I come from a very close knit family, we did everything together. I was a self-proclaimed Daddy's girl and often called on my Dad for help. Life as I knew it changed in 2003 when my Dad passed away. To say I was heartbroken would be an understatement. Although I had already reached adulthood, I felt like I needed my Dad for so many ordinary things.
In 2007, I became pregnant for the first time. Even though I was beyond excited, part of me was sad that my Dad would never know this child. At 13 weeks, there were complications and I went to the hospital. Sadly, I miscarried and once again I was devastated.
As the medical staff performed routine exams, I began to feel lightheaded. I went to stand up, but instead I fell to the floor. I was out cold. As I lay there unconscious on the hospital floor, I realize that my Dad is there! He never said a word but I felt overwhelmed with love and I felt the sensation of being hugged, not physically but emotionally perhaps. I cannot fully express in words the feeling I felt but I didn't want it to end. It was pure joy. As I began to come to, I heard the voices of several nurses calling out to me trying to wake me. I was annoyed by their efforts, so much so that I actually told them to just leave me there. I didn't want it to end. My Dad was there like always in my time of need. I'd also like to think that he was there to accompany his grandchild that I was worried he'd never meet.
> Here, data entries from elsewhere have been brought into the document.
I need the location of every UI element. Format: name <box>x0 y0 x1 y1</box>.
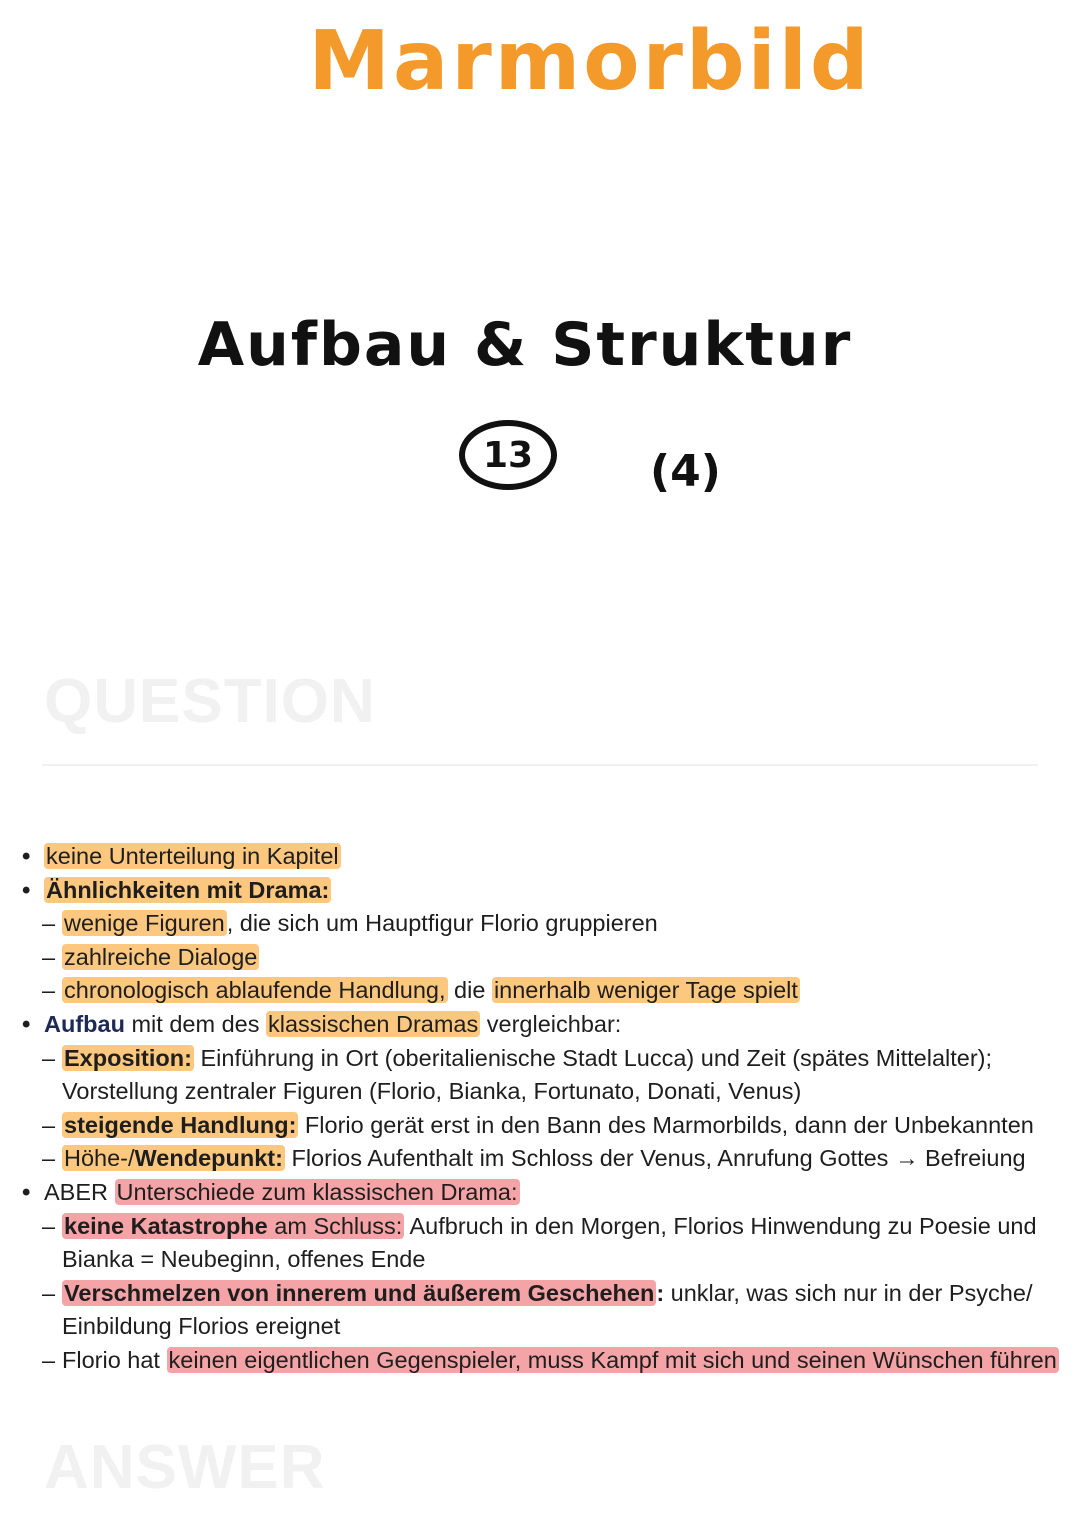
list-item: – keine Katastrophe am Schluss: Aufbruch in den Morgen, Florios Hinwendung zu Poesie und <box>22 1210 1062 1244</box>
dash-icon: – <box>42 1145 56 1172</box>
dash-icon: – <box>42 1346 56 1373</box>
list-item: – Höhe-/Wendepunkt: Florios Aufenthalt im Schloss der Venus, Anrufung Gottes → Befreiung <box>22 1142 1062 1176</box>
answer-label: ANSWER <box>44 1433 326 1502</box>
dash-icon: – <box>42 1044 56 1071</box>
divider <box>42 764 1038 766</box>
dash-icon: – <box>42 1212 56 1239</box>
list-item: – Verschmelzen von innerem und äußerem Geschehen: unklar, was sich nur in der Psyche/ <box>22 1277 1062 1311</box>
list-item: – zahlreiche Dialoge <box>22 941 1062 975</box>
dash-icon: – <box>42 1111 56 1138</box>
list-item-continuation: Einbildung Florios ereignet <box>62 1313 341 1340</box>
dash-icon: – <box>42 977 56 1004</box>
dash-icon: – <box>42 910 56 937</box>
page-note: (4) <box>650 446 721 497</box>
answer-notes <box>22 840 1062 1378</box>
list-item: – Exposition: Einführung in Ort (oberitalienische Stadt Lucca) und Zeit (spätes Mittelalter); <box>22 1042 1062 1076</box>
bullet-icon: • <box>22 1178 31 1206</box>
list-item: – Florio hat keinen eigentlichen Gegenspieler, muss Kampf mit sich und seinen Wünschen führen <box>22 1344 1062 1378</box>
badge-number: 13 <box>482 434 534 476</box>
list-item: • keine Unterteilung in Kapitel <box>22 840 1062 874</box>
page-title: Marmorbild <box>308 14 872 109</box>
number-badge <box>459 420 557 490</box>
list-item: – wenige Figuren, die sich um Hauptfigur Florio gruppieren <box>22 907 1062 941</box>
list-item: – steigende Handlung: Florio gerät erst in den Bann des Marmorbilds, dann der Unbekannten <box>22 1109 1062 1143</box>
list-item: – chronologisch ablaufende Handlung, die innerhalb weniger Tage spielt <box>22 974 1062 1008</box>
topic-heading: Aufbau & Struktur <box>197 310 853 380</box>
bullet-icon: • <box>22 876 31 904</box>
list-item: • ABER Unterschiede zum klassischen Drama: <box>22 1176 1062 1210</box>
dash-icon: – <box>42 943 56 970</box>
list-item-continuation: Vorstellung zentraler Figuren (Florio, Bianka, Fortunato, Donati, Venus) <box>62 1078 802 1105</box>
list-item: • Ähnlichkeiten mit Drama: <box>22 874 1062 908</box>
question-label: QUESTION <box>44 667 376 736</box>
bullet-icon: • <box>22 843 31 870</box>
list-item-continuation: Bianka = Neubeginn, offenes Ende <box>62 1246 426 1273</box>
bullet-icon: • <box>22 1010 31 1038</box>
dash-icon: – <box>42 1279 56 1306</box>
list-item: • Aufbau mit dem des klassischen Dramas vergleichbar: <box>22 1008 1062 1042</box>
Several years and 3 amazing children later, I was up alone doing laundry. I clearly heard a little boy's voice right next to me say "Mom?" It was said like a question, like Mom, is that you? This was not any of my children's voices. It was an older child. It was so clear that I immediately went to check on them thinking maybe someone was in the house but of course; they were fine and fast asleep. Then I remembered that the morning before I was up making breakfast, when I heard little footsteps upstairs. I was expecting my crew to toddle down, but after a couple of minutes I went to check on them. Again, they were all sound asleep. My husband has told me that when he's home alone, he has heard a child running upstairs. Thinking that I somehow left one of the kids, he'll go to investigate only to find no one.
These instances are a sweet reminder that although we may have lost loved ones, they never truly leave us.